Extrême-onction

Un homme est assis dans son lit. Il regarde dans le vide. Arrive une femme, habillée en prêtre.

Femme – Bonjour mon fils.

Homme (à peine surpris) – Bonjour papa…

Femme – Je suis l’aumônier de cet hôpital.

Homme – Bonjour mon père.

Femme – Je suis venue dès que vous m’avez appelée.

Homme – Vous êtes vraiment sûr que c’est moi qui vous ai appelé ?

Femme – Quelqu’un m’a dit de venir vous voir. Il avait un léger accent roumain.

Homme – Ah oui… C’est mon chirurgien…

Femme – J’ai cru comprendre que c’était assez urgent… Mais si vous pensez que vous n’êtes pas prêt, je peux repasser un peu plus tard.

Homme – Non, non, je vous en prie. Et puis comme ça, ce sera fait. Au cas où. Enfin, je ne sais pas combien de temps c’est valable…

Femme – Valable ?

Homme – Je veux dire une extrême-onction. Si on ne meurt pas tout de suite, c’est valable combien de temps, après ? Dans les trois mois, j’imagine. Comme un certificat médical.

Femme – J’avoue que… On ne m’avait encore jamais posé la question. Et comme le cas ne s’est encore jamais présenté pour moi…

Homme – Vous voulez dire qu’aucune de vos ouailles n’a jamais survécu après avoir reçu votre viatique ?

Femme – C’est-à-dire que… En effet…

Homme – Et vous êtes vraiment sûr que je suis catholique ?

Femme – Ma foi… Je vous avoue que je n’ai jamais pensé à exiger un certificat de baptême dans ce genre de circonstances. Je vois mal un mourant mentir sur sa religion pour obtenir une extrême-onction in extremis. Vous n’êtes pas sûr d’être catholique, mon fils ?

Homme – Je ne me souviens pas non plus d’être juif ou musulman. Et comme je ne suis pas circoncis. Vous êtes sûr que je ne suis pas circoncis ?

Femme – Mon Dieu…

Homme – Excusez-moi, je vous embarrasse avec toutes mes questions. Mais vous savez, je n’ai pas trop l’habitude. C’est ma première extrême-onction…

Femme – Oui, je m’en doute… Souhaitez-vous au moins vous confesser, mon fils ?

Homme – Je ne sais pas, c’est… C’est obligatoire ?

Femme – Disons que c’est vivement conseillé. Pour le salut de votre âme.
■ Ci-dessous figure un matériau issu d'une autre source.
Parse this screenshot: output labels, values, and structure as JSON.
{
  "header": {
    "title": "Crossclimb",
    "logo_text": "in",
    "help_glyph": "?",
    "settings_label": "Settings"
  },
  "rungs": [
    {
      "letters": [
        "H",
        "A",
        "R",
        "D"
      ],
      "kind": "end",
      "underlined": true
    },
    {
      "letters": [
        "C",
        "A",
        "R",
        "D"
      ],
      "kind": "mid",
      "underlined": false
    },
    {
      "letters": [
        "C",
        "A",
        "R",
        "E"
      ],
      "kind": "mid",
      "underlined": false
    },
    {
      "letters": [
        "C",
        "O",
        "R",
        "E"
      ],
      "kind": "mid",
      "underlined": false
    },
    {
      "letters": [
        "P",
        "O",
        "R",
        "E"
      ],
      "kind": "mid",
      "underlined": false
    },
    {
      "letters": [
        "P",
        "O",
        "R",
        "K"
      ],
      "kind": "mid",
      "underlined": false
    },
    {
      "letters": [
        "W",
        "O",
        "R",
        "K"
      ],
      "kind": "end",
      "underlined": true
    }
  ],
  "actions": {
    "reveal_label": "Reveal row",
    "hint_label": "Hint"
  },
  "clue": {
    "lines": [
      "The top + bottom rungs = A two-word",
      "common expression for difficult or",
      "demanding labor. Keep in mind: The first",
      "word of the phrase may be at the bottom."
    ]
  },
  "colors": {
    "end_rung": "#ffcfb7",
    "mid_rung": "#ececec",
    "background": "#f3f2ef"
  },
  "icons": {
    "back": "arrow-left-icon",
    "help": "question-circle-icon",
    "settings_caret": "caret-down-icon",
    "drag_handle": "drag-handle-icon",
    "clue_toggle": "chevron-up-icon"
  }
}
Homme – Bon… Après tout, qu’est-ce que je risque ?

Femme – Je vous écoute, mon fils.

L’homme réfléchit, puis la regarde comme s’il la découvrait.

Homme – Je dois vous avouer que…

Femme – Oui ?

Homme – C’est un peu embarrassant.

Femme – Et pourquoi cela, mon fils ?

Homme – Vous ressemblez tellement à ma femme.

Femme – Je vois…

Homme – Vous comprendrez que pour un homme marié, avoir l’impression que son confesseur ressemble à sa femme…

Femme – Rassurez-vous, mon fils. Même si j’étais votre femme, je serais liée par le secret de la confession…

Homme – Bon… Mais, je ne sais pas très bien par où commencer…

Femme – Vous n’avez qu’à commencer par la fin.

Homme – C’est très difficile de se confesser quand on a perdu la mémoire, vous savez…

Femme – Est-ce qu’au moins vous vous sentez coupable, mon fils ? Ce serait un début…

Homme – Je ne sais pas… Est-ce qu’on est encore coupable quand on a perdu jusqu’au souvenir de ses fautes ?

Femme – Vous ne vous souvenez vraiment de rien ?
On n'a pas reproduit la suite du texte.